I would have turned on my heels and headed straight for the nearest martini bar, but that’s me; I don’t take rejection well. Hunky Harvard’s total lack of interest flew right past Jolly Jill.

“I’m having people over for drinks tonight,” she chirped. “Love for you to join us.”

The hunk shrugged his shoulders without taking his eyes away from the pansies. “Sure,” he mumbled.

At the appointed hour, he rang her bell. (No pun intended.)

The only other living souls in her house that night belonged to Kramer, the appropriately named cat, and Crisco, the overweight Poodle with a penchant for peeing on trousers.

She was about to tell him a bald-face lie, so she lowered her voice. “I hope you don’t mind, but the others canceled. Covid. It gives us a chance to get to know each other. What can I get you to drink?”

Looking grim, he said, “Sapphire martini. Dry. Up. Shaken, not stirred of course. Poured into a chilled, 10-ounce martini glass. Two queen olives.”

Jill deflated faster than a hot air balloon up close and personal with a Stealth Bomber. Sapphire? Chilled martini glass? For Jill, finding two ordinary olives in good condition inside her fridge constituted a major challenge.

“Tell you what, dude,” she said sweetly, batting her baby blues. “Let me pour you a nice glass of chilled wine. It’s from here in Western North Carolina and the produce manager at Ingles said it was tasty.”

The Harvard Hunk bolted out the door as if he had a surface-to-air missile strapped to his rear.

That night, Jill dialed an 800 number and signed up for a course in bartending.

“Never again,” she said, “will I be caught with my pants down,” which in my opinion was poor phraseology since the pants down part was her intent from the get-go.

She finished the bartending course, but was never paid a nickel for tending bar, for good reason.
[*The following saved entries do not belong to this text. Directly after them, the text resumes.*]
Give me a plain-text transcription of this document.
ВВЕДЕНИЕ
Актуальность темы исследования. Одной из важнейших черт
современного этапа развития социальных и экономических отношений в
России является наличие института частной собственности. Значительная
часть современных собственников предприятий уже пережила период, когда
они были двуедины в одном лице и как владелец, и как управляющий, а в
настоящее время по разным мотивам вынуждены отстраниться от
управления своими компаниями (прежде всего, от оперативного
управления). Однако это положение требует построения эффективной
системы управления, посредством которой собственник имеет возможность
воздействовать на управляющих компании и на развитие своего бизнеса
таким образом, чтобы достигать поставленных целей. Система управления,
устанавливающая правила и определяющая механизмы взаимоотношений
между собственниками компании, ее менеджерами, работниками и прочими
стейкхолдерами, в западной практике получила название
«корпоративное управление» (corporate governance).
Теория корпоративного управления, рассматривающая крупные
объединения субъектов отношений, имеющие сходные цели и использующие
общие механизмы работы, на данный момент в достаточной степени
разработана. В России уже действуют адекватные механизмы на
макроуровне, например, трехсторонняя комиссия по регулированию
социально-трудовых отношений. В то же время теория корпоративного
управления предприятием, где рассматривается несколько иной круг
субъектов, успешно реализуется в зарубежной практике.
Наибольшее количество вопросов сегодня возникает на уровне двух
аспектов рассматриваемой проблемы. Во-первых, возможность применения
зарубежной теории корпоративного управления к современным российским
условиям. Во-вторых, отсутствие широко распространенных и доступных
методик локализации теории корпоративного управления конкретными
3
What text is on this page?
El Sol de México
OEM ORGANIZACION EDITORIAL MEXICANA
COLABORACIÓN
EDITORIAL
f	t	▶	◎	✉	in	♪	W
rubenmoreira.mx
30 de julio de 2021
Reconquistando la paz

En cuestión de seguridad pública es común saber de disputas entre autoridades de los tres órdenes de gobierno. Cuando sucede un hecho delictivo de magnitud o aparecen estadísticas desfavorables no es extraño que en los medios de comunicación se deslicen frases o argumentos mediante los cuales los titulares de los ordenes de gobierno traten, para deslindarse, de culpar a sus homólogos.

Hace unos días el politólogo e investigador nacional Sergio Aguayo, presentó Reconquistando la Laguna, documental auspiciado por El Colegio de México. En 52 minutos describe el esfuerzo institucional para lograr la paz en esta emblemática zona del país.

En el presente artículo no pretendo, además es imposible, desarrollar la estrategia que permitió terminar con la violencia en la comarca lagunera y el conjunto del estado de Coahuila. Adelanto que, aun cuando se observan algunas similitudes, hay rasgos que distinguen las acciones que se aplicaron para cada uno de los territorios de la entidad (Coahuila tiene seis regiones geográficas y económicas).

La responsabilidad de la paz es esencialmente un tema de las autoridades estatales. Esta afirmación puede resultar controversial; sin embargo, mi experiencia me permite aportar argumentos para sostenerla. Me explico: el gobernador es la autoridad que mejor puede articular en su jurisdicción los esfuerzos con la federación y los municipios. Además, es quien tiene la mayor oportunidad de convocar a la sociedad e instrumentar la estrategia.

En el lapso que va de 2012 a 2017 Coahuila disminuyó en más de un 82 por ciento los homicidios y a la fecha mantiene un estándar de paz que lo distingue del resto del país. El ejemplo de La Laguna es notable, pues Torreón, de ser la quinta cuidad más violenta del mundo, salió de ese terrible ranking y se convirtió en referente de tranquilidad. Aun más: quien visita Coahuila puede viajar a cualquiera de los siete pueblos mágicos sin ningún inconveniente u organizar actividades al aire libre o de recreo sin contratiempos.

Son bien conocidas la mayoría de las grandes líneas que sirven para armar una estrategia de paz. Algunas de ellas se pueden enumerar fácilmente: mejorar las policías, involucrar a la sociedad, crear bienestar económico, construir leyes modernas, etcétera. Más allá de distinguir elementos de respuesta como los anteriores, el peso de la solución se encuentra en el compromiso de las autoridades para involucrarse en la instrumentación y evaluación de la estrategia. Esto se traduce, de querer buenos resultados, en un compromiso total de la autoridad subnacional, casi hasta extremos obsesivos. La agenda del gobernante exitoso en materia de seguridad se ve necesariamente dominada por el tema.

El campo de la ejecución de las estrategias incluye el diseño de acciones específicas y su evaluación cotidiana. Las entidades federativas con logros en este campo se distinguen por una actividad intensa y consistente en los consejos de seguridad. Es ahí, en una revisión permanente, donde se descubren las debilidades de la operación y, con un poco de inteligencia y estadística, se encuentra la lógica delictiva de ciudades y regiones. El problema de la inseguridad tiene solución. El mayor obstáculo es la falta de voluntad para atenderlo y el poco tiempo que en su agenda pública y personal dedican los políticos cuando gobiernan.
She could mix any drink and even pour it into the proper glass, chilled on request. But she was so slow that a kid celebrating his Bar Mitzvah would graduate from college before Jill finished mixing his mommy’s Cosmopolitan.

After that she announced, “I’m going to be a private detective.”

“Huh?”

“I signed up for an exciting course I saw on Channel 67. It’s called, “Everything You Need to Know to be a Snoop.”

“Too bad the government doesn’t know about it. Think of the money they could save by closing down the FBI. They should beat it over to Channel 67 and save taxpayers some big bucks.”

“And guess what else? I’ll be meeting a bunch of hunks. Young ones.”

I roll my eyes, stifle a giggle and try not to think of pansies. “Good luck with that, Jill. Better not serve them any North Carolina wine.”

She cocked her head. “Your sarcasm says you’re just jealous of my exciting life once I’m a full-fledge detective with a license and everything.”

“You won’t be carrying a gun, will you?”

She sniffed. “Well, not at first, but I’m sure that can be arranged, in time.”

Maybe there is a bartending refresher course she should consider taking. We’ll all be better off getting hammered as opposed to dealing with a Jill packing heat.